For instance, in the picture below we include a price sensor from a public asset, then plot the asset’s only sensor below that.
The asset page as data dashboard
The data charts are maybe the most interesting feature - they form your own data dashboard. When the most interesting sensors are shown, the replay button on the right creates a very meaningful dynamic insight!
Sensors to show on Graph
Use the “Add Graph” button to create graphs. For each graph, you can select one or more sensors, from all available sensors associated with the asset, including public sensors, and add them to your plot.
You can overlay data from multiple sensors on a single graph. To do this, click on an existing plot and add more sensors from the available options on the right.
Finally, it is possible to set custom titles for any sensor graph by clicking on the “edit” button right next to the default or current title.

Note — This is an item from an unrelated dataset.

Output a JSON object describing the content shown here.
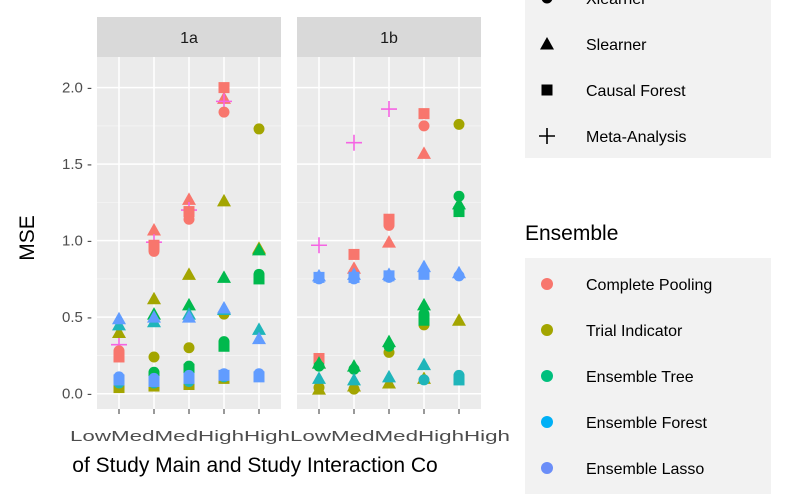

Internally, the asset has a sensors_to_show` field, which controls which sensor data appears in the plot. This can also be set by a script. Accepted formats are simple lists of sensor IDs (e.g. [2, [5,6]] or a more expressive format (e.g. [{“title”: “Power”, “sensor”: 2}, {“title”: “Costs”, “sensors”: [5,6] }).
Status page
For each asset, you can also visit a status page to see if your data connectivity and recent jobs are okay. This is how data connectivity status looks like on the building asset from our tutorial:
This is how the audit log looks for the history of actions taken on an asset:
Sensor page
Each sensor also has its own page:
Next to line plots, data can sometimes be more usefully displayed as heatmaps. Heatmaps are great ways to spot the hotspots of activity. Usually heatmaps are actually geographical maps. In our context, the most interesting background is time ― so we’d like to see activity hotspots on a map of time intervals.
We chose the “time map” of weekdays. From our experience, this is where you see the most interesting activity hotspots at a glance. For instance, that mornings often experience peaks. Or that Tuesday afternoons have low energy use, for some reason.
Here is what it looks like for one week of temperature data:
It’s easy to see which days had milder temperatures.
And here are 4 days of (dis)-charging patterns in Seita’s V2GLiberty project:
Charging (blue) mostly happens in sunshine hours, discharging during high-price hours (morning & evening)
So on a technical level, the daily heatmap is essentially a heatmap of the sensor’s values, with dates on the y-axis and time of day on the x-axis. For individual devices, it gives an insight into the device’s running times. A new button lets users switch between charts.